# Форум 1С > Полезные ссылки для скачивания > 1С Предприятие 8.2 >  про переход с 7.7 на 8.2 бух

## terence

Уважаемые, проясните мне ситуацию с переходом с 7.7 на 8.2 бухгалтерия 2.0.

остатки на начало года и обороты переносятся штатными средствами нормально, но хотим ещё документы перенести.

я понял что это можно сделать только с помощью новых правил сделанных в "конвертации данных". но в этой конфигурации тоже куча возни предстоит, т к автоматически сопастовляет только 50% документов, да и даже те которые автоматически находит, всё-равно не переносятся, я так понял проблема в свойствах документов, которые 1с сама не может сопаставить, да и я тоже не смог, т к не бухгалтер.
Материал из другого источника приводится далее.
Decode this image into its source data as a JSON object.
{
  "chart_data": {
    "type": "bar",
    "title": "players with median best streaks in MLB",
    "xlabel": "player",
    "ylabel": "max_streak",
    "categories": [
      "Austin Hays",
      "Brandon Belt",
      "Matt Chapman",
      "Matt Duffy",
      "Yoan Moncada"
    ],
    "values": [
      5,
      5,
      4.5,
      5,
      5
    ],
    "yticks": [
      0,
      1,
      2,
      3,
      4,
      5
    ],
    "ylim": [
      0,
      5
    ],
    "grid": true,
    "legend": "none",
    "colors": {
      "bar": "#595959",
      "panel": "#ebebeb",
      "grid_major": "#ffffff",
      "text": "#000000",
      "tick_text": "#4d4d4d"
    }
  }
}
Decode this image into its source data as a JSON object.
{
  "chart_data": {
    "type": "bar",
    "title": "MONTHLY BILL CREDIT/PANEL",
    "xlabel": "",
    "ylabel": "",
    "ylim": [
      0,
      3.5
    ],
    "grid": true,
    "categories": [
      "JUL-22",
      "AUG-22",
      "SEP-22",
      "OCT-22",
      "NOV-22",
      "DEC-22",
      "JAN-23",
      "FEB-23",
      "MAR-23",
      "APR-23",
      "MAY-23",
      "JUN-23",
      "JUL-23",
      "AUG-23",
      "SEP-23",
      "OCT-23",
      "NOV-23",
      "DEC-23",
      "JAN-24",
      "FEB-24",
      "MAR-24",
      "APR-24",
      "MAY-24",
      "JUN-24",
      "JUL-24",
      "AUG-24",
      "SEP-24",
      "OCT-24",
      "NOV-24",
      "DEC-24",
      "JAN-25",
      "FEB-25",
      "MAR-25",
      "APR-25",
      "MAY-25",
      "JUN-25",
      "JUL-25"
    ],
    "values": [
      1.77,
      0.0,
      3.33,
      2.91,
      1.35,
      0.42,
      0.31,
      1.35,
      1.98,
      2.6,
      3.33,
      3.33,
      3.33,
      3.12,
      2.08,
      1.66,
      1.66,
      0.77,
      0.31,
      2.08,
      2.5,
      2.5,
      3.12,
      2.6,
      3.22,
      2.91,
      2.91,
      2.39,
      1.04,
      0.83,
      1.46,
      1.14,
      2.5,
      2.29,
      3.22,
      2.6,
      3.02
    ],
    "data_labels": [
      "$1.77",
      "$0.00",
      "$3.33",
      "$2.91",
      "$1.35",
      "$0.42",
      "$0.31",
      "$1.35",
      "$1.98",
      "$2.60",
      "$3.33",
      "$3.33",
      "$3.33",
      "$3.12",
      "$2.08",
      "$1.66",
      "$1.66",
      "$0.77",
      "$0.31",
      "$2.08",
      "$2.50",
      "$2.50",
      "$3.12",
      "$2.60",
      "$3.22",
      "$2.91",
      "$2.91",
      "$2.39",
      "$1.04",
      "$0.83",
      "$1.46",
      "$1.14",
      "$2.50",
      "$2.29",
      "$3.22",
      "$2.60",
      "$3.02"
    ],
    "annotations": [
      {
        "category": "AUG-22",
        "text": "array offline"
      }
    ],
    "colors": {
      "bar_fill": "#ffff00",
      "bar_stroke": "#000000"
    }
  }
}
может есть уже готовые правила обмена созданые в "конвертации данных" для перехода на 8.2 (2.0), всё таки конфиги типовые, или что бы примерно понять как это делать по готовым правилам?

----------


## alexsmir

> остатки на начало года и обороты переносятся штатными средствами нормально, но хотим ещё документы перенести.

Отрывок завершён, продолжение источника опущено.